2) Mathematical Models

Empirical foundations need mathematical models to be valid.

Statistics is one of the tools that empirical foundation uses to ensure that results are reliable. Mathematical models are the foundation of empiricism.

Without mathematics, empiricism is equivalent to an analogical approach.

3) Rule based Models

Foundations are logical when strict rules are applied.

If rules are not applied, the logical approach degrades to common sense, the outcome of which also depends on chance or pure intuition.

Rule based models are the support for the unicist logic.

4) Scientific-empirical Models

Scientific-empirical models are based on mathematical applications to validate knowledge, or on an epistemological approach to falsify foundations.

They provide certainty to causal foundations. Without validation and destructive testing, causal foundations are fallacious.

5) Conceptual Models

Conceptual models and conceptual analysis are necessary to make conceptual foundations reliable.
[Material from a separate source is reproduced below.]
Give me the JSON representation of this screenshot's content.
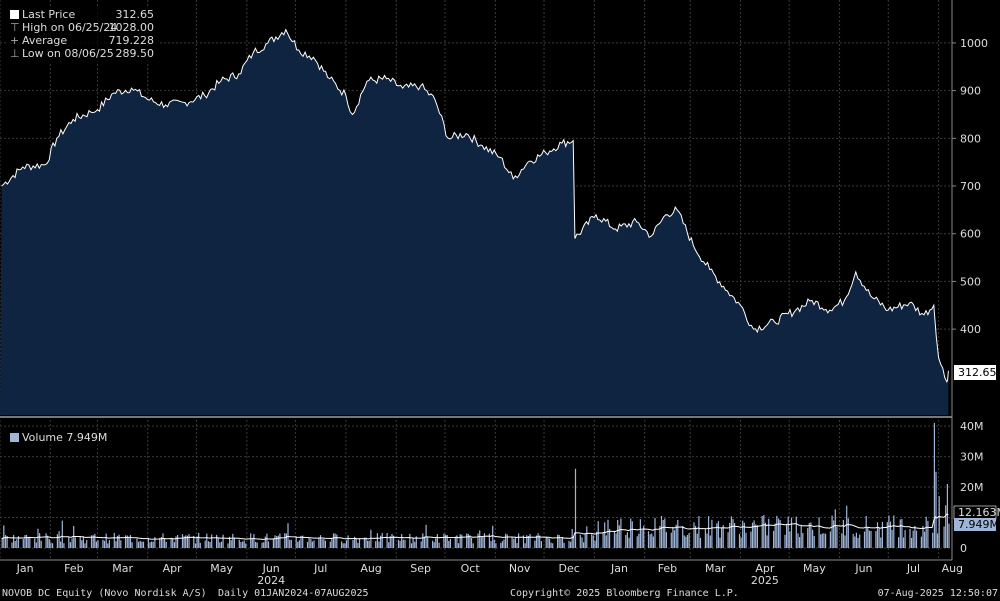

The possibility of building conceptual foundations does not exist if the conceptual structures of a particular reality and its context are not available.

Conceptual foundations are based on the knowledge of the structure of concepts.

Synthesis

Pilot tests must include both non-destructive and destructive tests. The application of destructive tests requires being aware of the concepts of the realities where this test is applied.

Knowledge is secure when its validity and its limits were found. Exceptions to this rule are universal natural laws which are “universally homologous”.